Page 1 of 1

Reading from Variable length text file

Posted: Fri Jan 04, 2013 4:31 am
by Gen1715
Say I have a variable length file -

NA,ASSESSMENT,197436,860,2012-09-18 16:05:47,195652,ASSESSMENT,OPRTNL,PENDING,2011-12-31,Beth,Norris,XZFXB1,,12,,,,RTNG_DLR,,109517
NA,ASSESSMENT,218152,860,,193893,ASSESSMENT,OPRTNL,APPROVED,2011-09-30,Wing
NA,ASSESSMENT,220790,860,2012-09-20 04:32:23,195809,,OPRTNL,PENDING,2011-12-31,Winnie,Jin,109604
NA,ASSESSMENT,222046,860,2012-09-05 22:35:20,193902,ASSESSMENT,,APPROVED,2012-03-31,Sherry,Feng,cz7mdr,Overriding with the group ,3,,,,RTNG_DLR,381,108779
NA,,196563,860,2012-09-05 19:26:38,193891,ASSESSMENT,OPRTNL,APPROVED,2012-05-31,Wing,Che,,,,RTNG_DLR,381,108774

And need to read 3rd, 6th, and 9th column. Can this be done only in sequential file (I mean without using any other stage), i.e, output of Seq file are only 3,6 n 9th column. what will be minimum stg design.

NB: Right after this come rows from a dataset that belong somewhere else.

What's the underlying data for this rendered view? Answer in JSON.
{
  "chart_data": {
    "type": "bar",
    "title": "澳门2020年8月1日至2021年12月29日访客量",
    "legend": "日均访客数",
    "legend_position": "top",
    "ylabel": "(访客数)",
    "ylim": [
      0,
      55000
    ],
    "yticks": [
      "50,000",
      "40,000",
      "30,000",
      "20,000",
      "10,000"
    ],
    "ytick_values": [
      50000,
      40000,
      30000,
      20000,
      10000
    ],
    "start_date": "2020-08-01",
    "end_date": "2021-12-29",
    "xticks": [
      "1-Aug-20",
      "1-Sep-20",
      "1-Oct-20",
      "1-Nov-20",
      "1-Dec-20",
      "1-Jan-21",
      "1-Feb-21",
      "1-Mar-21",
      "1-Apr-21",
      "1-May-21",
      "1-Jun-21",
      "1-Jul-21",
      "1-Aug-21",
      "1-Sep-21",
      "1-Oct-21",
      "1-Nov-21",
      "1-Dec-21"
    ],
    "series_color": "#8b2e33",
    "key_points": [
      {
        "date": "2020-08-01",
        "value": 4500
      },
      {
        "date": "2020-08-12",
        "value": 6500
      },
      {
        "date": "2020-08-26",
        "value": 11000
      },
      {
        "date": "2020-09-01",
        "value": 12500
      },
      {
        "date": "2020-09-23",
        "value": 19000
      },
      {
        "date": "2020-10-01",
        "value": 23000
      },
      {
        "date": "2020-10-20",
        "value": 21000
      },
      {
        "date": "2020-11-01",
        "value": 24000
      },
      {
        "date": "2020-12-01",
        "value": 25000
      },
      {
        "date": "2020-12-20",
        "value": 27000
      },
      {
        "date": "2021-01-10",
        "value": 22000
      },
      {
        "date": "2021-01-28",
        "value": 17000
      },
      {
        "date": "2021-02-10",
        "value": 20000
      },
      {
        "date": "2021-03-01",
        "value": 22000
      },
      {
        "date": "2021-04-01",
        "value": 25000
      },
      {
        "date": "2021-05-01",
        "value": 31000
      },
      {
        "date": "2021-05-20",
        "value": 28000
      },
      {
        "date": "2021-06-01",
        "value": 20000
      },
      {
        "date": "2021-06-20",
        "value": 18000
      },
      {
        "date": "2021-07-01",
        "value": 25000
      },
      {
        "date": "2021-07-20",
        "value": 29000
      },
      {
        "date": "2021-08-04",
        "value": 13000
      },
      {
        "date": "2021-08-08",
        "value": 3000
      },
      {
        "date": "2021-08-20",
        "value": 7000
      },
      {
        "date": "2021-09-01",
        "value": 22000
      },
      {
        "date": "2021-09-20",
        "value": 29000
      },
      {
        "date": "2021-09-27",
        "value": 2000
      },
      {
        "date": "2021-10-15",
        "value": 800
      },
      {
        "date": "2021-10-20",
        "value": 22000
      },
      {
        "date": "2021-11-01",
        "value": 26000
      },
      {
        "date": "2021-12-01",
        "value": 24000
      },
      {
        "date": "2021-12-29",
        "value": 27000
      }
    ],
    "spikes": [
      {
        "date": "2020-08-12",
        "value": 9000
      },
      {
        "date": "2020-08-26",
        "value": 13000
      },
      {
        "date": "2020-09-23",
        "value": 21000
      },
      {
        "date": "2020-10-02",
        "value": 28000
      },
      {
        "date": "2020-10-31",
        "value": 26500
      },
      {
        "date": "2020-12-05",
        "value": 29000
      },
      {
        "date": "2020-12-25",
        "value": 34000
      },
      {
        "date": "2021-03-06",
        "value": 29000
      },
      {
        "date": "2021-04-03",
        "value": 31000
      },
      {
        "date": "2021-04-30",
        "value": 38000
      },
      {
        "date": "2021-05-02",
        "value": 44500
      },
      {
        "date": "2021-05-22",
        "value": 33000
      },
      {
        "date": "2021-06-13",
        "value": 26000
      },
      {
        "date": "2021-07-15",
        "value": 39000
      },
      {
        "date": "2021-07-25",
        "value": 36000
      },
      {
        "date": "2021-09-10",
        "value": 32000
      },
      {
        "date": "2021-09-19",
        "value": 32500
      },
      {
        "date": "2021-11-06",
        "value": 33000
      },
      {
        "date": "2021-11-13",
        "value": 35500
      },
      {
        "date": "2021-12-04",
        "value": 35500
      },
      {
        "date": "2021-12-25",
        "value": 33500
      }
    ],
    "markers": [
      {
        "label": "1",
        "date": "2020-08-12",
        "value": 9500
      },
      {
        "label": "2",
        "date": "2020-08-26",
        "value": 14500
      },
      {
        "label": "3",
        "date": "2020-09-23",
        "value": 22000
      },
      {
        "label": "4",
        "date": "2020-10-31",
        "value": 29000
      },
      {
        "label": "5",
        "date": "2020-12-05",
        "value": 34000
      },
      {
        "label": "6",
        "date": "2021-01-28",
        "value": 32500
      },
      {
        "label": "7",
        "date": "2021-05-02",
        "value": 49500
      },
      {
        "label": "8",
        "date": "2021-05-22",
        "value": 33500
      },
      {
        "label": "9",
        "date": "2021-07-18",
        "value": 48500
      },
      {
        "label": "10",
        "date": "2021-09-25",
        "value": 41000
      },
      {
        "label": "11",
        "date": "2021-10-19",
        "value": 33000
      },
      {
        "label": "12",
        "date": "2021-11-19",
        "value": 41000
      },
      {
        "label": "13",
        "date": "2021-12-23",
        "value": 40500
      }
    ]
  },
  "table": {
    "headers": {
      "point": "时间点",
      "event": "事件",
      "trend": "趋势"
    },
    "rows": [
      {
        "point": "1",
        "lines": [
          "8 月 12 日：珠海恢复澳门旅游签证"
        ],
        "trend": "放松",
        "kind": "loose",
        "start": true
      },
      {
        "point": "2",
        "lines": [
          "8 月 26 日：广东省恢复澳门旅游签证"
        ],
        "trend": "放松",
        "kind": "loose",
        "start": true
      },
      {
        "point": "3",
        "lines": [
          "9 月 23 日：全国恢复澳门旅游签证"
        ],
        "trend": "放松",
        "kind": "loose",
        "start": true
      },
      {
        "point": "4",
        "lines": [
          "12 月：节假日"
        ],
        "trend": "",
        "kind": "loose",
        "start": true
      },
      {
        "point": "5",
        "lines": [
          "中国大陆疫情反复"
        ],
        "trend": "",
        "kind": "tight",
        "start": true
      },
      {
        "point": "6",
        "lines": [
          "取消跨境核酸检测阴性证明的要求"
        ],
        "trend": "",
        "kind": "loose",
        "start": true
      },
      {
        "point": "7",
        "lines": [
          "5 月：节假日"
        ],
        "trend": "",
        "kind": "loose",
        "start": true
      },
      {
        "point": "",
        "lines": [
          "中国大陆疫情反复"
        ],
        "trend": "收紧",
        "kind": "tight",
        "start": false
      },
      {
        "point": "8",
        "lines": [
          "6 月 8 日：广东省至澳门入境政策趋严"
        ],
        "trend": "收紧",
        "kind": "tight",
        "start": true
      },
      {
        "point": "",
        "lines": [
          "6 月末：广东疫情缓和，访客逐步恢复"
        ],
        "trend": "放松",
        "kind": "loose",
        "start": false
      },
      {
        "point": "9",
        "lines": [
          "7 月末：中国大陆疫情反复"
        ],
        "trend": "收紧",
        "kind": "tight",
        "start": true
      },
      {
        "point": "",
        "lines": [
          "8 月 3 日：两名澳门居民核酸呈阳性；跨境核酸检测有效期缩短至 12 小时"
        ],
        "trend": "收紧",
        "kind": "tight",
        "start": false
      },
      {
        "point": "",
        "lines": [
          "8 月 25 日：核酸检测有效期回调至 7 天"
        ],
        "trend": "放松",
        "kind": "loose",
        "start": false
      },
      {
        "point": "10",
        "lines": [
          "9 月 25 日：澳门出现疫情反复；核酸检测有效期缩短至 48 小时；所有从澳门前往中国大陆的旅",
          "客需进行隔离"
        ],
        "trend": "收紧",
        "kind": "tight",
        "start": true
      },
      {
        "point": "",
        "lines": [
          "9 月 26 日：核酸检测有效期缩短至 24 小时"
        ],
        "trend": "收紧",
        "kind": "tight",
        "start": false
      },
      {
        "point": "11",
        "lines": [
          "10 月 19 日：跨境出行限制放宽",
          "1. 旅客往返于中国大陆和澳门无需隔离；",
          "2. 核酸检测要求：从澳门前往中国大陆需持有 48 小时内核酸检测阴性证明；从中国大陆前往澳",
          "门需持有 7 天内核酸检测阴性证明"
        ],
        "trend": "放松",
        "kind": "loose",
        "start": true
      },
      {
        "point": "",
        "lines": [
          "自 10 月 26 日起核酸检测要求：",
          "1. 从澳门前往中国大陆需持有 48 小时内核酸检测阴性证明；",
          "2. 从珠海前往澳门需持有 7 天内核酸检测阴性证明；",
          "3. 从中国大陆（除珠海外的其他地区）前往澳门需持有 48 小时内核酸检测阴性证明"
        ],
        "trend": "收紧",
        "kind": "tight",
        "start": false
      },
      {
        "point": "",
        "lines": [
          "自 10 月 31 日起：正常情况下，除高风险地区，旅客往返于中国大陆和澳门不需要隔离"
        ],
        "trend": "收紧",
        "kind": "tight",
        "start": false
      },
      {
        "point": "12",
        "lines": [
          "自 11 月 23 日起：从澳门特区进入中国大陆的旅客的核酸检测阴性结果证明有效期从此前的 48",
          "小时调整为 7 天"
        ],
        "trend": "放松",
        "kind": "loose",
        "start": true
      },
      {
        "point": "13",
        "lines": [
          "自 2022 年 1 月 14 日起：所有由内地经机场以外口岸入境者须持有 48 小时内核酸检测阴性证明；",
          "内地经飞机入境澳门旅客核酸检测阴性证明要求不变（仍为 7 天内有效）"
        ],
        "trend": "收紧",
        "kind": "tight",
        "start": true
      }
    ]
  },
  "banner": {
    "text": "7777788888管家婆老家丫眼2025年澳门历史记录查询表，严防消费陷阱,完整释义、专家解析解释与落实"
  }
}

Re: Reading from Variable length text file

Posted: Fri Jan 04, 2013 5:02 am
by prasson_ibm
Hi,
Yes it is possible.Design a job with source as Sequential file stage and in column tab define Varchar(2000).
Remove delimiter options from seqential file stage,so stage will read entire row as a one single string.
In transformer apply field function to get 3ed,6th and 9th field.

Thanks
Prasoon

Re: Reading from Variable length text file

Posted: Fri Jan 04, 2013 8:30 am
by chulett
Gen1715 wrote:Can this be done only in sequential file
No, not directly. You could however leverage an O/S command like awk in the Filter property to pass in only those three columns to the stage.

Posted: Fri Jan 04, 2013 2:27 pm
by ray.wurlod
Another choice is to define the structure completely in metadata, and apply the Drop On Import property to all fields that you don't require to be read.

Posted: Fri Jan 04, 2013 4:17 pm
by rameshrr3
You can also use external source stage

Command/Program :

Code: Select all

cat textfile.dat | awk -F',' '{ print $3","$6","$9 }'
Read this into a single long varchar field and parse it with a column Import stage or Transformer with Field() function .

Posted: Sat Jan 05, 2013 1:20 am
by ray.wurlod
... or the same as a Filter command in the Sequential File stage.

Isn't technology wonderful?

Posted: Sat Jan 05, 2013 9:20 am
by chulett
ray.wurlod wrote:Another choice is to define the structure completely in metadata, and apply the Drop On Import property to all fields that you don't require to be read.
Interesting. Wouldn't that technically be "that you don't require to be output" rather than "read" as all columns must actually be read by the stage. Technically. :wink:

Posted: Sat Jan 05, 2013 3:19 pm
by ray.wurlod
Yes. Technically.

For such is the nature of a sequential access file - you must read past every byte to get to the next byte.

Posted: Sat Jan 05, 2013 3:20 pm
by chulett
Exactamundo.

Posted: Sat Jan 05, 2013 3:22 pm
by ray.wurlod
But of course that's also true for the cat command.

Posted: Sat Jan 05, 2013 3:45 pm
by chulett
Of course... everything must be read, it's the nature of sequential media.

Re: Reading from Variable length text file

Posted: Tue Jan 08, 2013 2:32 am
by Gen1715
chulett wrote:
Gen1715 wrote:Can this be done only in sequential file
No, not directly. You could however leverage an O/S command like awk in the Filter property to pass in only those three column ...
Nice approach :) That makes complete sense, thanks for spending time on problem, Though I have one more query now.. :)
Say I have a text file without any delimiter - which was suppose to come as fixed length, and now having some deviation and have some variable length records.

Earlier approach that I followed to read this file was -
SEQ --> Copy --> SEQ
In 1st Seq file read record and provided start position for each column at Column level property. and used copy stage to remove unrequired columns.

Now with the same approach following sample file -

Sample File - Say Max length is 10 records
ABCDEFGHIJ
ABC
ABCDIJ

can read only 1st column in which start position for all records are defined, remaining two records will be dropped.

Can somehow I incorporate reading this kind of variable length text file in Sequential file stage?

Posted: Tue Jan 08, 2013 3:43 pm
by ray.wurlod
The Sequential File stage for server jobs is much better equipped for handling missing columns.

Get this working in a Server job then, if you feel it's necessary for other reasons, encapsulate the server Sequential File stage and its output link in a server Shared Container, which you can use in a parallel job.